The Escambia County Sheriff’s Office is investigating the circumstances surrounding a deputy firing his gun at a car with three unarmed adults and a 21-month-old boy inside.

We were screaming and screaming, ‘There is a baby in the car. There is a baby in the car. Don’t shoot,’ ” said Heather Tharp, 22, the baby’s mother, who was a passenger.

No one was injured in the incident that occurred Thursday night when Deputy Johnny Perkins and Deputy Jason Comans were called to a home in the 1200 block of Mazurek Boulevard near Olive Road and Cody Lane because the home owner feared a man was outside with a gun.

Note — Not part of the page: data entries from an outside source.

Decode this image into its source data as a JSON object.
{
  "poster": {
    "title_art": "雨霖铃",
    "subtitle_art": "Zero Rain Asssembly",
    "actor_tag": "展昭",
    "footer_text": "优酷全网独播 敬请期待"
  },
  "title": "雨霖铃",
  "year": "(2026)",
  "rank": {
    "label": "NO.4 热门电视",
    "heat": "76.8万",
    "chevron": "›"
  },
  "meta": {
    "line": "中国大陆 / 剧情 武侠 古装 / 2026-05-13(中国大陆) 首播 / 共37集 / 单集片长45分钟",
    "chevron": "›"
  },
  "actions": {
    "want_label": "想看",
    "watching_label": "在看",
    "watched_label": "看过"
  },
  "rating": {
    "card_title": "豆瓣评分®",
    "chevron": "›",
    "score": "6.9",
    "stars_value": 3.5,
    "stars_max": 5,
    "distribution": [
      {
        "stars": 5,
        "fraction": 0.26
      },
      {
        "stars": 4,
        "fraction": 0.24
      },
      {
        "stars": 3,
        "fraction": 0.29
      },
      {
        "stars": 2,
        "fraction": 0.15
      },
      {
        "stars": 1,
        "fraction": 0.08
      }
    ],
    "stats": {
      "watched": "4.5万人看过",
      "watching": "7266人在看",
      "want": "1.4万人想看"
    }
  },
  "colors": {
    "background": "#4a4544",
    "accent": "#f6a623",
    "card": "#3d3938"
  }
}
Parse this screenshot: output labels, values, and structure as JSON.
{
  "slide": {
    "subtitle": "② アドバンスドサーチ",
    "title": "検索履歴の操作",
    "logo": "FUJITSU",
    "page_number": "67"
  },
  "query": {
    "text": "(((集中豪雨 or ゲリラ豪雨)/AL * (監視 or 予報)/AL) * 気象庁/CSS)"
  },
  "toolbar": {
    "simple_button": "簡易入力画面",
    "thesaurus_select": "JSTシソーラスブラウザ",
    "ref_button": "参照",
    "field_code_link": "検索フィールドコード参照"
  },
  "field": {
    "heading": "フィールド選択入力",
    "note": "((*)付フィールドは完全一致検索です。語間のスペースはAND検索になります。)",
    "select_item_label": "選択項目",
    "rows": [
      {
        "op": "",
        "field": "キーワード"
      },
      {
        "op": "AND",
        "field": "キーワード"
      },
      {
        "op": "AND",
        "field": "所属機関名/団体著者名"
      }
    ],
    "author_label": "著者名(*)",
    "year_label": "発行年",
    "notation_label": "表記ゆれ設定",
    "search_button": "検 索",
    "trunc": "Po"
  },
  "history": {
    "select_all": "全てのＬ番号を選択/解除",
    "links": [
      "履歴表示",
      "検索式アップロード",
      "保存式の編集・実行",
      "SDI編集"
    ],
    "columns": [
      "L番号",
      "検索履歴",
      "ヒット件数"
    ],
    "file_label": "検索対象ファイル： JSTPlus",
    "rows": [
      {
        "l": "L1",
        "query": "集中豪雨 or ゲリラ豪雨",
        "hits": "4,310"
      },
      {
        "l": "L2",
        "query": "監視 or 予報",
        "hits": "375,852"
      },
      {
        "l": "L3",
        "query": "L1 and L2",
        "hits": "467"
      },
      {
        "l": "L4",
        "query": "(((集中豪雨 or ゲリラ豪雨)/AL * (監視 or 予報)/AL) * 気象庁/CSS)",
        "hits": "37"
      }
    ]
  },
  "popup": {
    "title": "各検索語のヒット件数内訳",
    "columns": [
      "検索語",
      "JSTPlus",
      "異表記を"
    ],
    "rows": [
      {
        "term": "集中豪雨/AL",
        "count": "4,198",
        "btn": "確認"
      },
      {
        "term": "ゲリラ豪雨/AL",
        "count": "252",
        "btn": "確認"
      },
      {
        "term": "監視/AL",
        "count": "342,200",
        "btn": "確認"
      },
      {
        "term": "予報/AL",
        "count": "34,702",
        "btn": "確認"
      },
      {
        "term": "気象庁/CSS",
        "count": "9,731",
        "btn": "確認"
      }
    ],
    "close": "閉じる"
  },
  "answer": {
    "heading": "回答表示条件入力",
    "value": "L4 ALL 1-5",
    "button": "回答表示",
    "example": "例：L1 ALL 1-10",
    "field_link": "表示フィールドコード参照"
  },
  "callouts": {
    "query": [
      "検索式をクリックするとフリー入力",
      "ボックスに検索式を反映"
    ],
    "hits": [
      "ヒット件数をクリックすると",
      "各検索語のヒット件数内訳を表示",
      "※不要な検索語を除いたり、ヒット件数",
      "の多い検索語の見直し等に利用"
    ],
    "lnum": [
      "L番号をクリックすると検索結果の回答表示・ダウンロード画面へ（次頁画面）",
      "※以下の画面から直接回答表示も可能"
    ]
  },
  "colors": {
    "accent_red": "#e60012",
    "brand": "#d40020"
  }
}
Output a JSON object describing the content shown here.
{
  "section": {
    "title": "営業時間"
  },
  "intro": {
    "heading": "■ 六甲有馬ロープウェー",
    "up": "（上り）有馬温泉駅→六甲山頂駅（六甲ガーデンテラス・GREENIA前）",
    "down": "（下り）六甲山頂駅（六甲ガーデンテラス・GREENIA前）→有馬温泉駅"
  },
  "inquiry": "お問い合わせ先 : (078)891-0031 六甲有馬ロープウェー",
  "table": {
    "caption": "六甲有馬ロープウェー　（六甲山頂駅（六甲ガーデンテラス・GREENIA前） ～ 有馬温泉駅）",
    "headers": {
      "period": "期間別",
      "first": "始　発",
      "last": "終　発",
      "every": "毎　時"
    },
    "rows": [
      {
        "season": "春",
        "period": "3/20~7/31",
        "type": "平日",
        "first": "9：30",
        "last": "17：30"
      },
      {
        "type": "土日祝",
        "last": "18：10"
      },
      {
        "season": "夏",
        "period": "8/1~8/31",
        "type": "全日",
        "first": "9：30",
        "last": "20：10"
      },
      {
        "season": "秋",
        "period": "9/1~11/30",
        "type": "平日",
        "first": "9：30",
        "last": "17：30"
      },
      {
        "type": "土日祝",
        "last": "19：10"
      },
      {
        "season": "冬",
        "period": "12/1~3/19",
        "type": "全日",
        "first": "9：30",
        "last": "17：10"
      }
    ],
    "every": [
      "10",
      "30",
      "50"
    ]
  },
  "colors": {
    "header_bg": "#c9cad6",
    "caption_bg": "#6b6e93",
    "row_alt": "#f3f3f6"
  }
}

When the deputies arrived, they were told the man with the gun was in a Dodge Magnum.

The deputies drove to the nearby car, got out of their vehicles, drew their guns and ordered everyone to put their hands out the window of the Magnum.

Christopher Schroeder, 43, of Navarre was in the driver seat. Tharp’s boyfriend, Justin Schroeder, 22, of Navarre was a passenger.

When Justin Schroeder did not put his hands out the window and instead reached under his seat, Perkins fired his gun, according to a Sheriff’s Office report.

The doors on the car open like a Lamborghini’s doors, rotating upward instead of swinging open. Justin Schroeder told deputies that he had reached down to get a better grip on the door to keep it from going up, according to the report.

When deputies searched the car, a weapon was not found.

The bullet that Perkins fired bounced off the hood of the Magnum, hit the windshield and cracked it, Tharp said.

It seems odd that Officer Perkins approaches the suspect vehicle with his gun drawn in such a casual manner. He eventually carries his weapon under his flashlight, but one wonders how a cop should approach a situation like this, physically speaking.

In terms of cover/concealment, Officer Perkins heads to the suspect’s car following an angle just to the left of the car in front of the suspect vehicle. Fair enough, right? He could duck behind the first car’s engine block for cover, if needs be. Me, I’d want to have that car for cover right from the git go.

When Perkins cuts right, does he still have cover? Deputy Comans seeks cover after his colleague fires. His gun is pointed down as he does so. Comans leaves his cover within seconds.

At the risk of seeming as PC as a Klan sticker on diversity day, why did Perkins miss?